LES USAGES MORTUAIRES EN SOULE EN 1930.
La mort est un événement important dans les rituels du Pays Basque d'Antan.
Voici ce que rapporta à ce sujet D. Espain dans le Bulletin du Musée Basque n°10 de 1929 :
"Des usages mortuaires en Soule.
Chargé de faire le récit des usages mortuaires en Soule, comme cela a été fait pour le Labourd, je ne puis que constater une similitude frappante dans les deux provinces basques, séparées par la Navarre.
Pour la préparation de la chambre du malade, le port du Viatique et la réception du prêtre dans la maison, tout cela est identique et conforme à la liturgie romaine : cette similitude s'explique donc facilement par les instructions données par les prêtres et qui ne peuvent être différentes.
Mais considérer ici et là le hurlement plaintif du chien, le cri lugubre de la chouette, le synchronisme de la sonnerie du Sanctus à la messe et des heures à l'horloge, comme présages de mort, voilà qui n'est plus du rituel romain, et cependant c'est la même croyance dans les deux provinces. D'où peut-elle provenir ? De quelque souvenir du paganisme antique, ou peut-être de la domination romaine.
La croyance aux sorciers ou belhagiliac, a existé en Soule mais toujours à un degré moindre qu'en Labourd, car l'esprit souletin, plus près du Béarn, est plus sceptique : on en parlait quelquefois, au coin du feu, sous le manteau de la cheminée, pour satisfaire la curiosité des enfants qui demandaient toujours des histoires nouvelles, mais sans grande conviction. On préférait les histoires de fées ou Lamiñac, auxquelles on attribuait des faits merveilleux, comme ceux qu'a décrits le Dr Larrieu de Mauléon. Aujourd'hui encore on leur attribue l'achèvement du pont de Licq.
| DEUIL PAYS BASQUE D'ANTAN |
Les rites qui accompagnent la mort sont eux aussi identiques dans les deux provinces.
A peine le malade a-t-il rendu le dernier soupir, qu'on ferme les fenêtres, on recouvre les glaces et les tableaux de la chambre, on avertit les voisins avant que le glas funèbre ne sonne — si on ne le faisait ce serait considéré comme une injure impardonnable — on avertit les abeilles quand il y en a, on fait lever le bétail, parce que l'ange de la mort a passé avec son glaive.
Je n'ai jamais entendu dire que le métayer du mort devait annoncer aux bêtes le décès de leur patron, car ici l'esprit public d'indépendance est plus prononcé qu'en Labourd.

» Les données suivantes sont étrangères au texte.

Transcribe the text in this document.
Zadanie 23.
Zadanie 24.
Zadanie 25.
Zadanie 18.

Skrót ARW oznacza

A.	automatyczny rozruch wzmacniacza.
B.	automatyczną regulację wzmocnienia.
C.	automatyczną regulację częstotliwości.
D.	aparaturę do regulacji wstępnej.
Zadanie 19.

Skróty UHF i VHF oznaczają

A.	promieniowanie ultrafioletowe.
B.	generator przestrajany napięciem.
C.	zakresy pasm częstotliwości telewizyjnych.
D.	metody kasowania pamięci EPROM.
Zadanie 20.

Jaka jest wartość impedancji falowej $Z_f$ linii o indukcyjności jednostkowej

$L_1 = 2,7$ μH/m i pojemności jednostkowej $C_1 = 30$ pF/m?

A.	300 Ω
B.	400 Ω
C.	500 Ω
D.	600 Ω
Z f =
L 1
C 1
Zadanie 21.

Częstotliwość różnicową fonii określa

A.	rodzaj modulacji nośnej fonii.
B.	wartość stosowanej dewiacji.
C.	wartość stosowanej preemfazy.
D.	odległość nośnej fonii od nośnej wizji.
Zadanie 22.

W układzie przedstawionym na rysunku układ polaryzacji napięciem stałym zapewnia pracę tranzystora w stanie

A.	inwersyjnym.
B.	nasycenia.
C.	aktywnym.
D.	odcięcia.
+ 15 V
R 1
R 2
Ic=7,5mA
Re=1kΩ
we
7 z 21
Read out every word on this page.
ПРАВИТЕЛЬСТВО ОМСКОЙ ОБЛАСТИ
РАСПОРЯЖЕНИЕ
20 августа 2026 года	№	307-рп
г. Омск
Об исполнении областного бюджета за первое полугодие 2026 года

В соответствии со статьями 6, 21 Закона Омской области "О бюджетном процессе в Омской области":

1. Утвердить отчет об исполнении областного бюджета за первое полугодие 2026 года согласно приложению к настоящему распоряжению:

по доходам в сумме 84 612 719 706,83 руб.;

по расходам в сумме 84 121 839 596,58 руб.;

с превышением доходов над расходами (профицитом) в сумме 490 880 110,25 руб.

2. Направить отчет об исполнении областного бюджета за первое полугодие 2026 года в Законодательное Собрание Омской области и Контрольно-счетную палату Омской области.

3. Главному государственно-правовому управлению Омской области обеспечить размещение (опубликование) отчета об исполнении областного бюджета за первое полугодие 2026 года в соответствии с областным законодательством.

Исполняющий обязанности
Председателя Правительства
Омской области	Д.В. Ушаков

Ici aussi la toilette du mort est faite par les voisins dans certains villages et, dans d'autres, toujours par une femme chargée de cela. Le même linge, hil mihisia, existe en Soule comme au Labourd dans toutes les maisons et absolument identique. Sur la couche funèbre, on joint les mains du mort, on les enlace avec un chapelet, le sien autant que possible, et on lui met une petite croix entre les doigts, faite de deux morceaux de cire filée et bénite. La figure du mort restait découverte autrefois jusqu'à la mise en bière ; aujourd'hui on a une tendance à la couvrir d'un voile blanc et transparent.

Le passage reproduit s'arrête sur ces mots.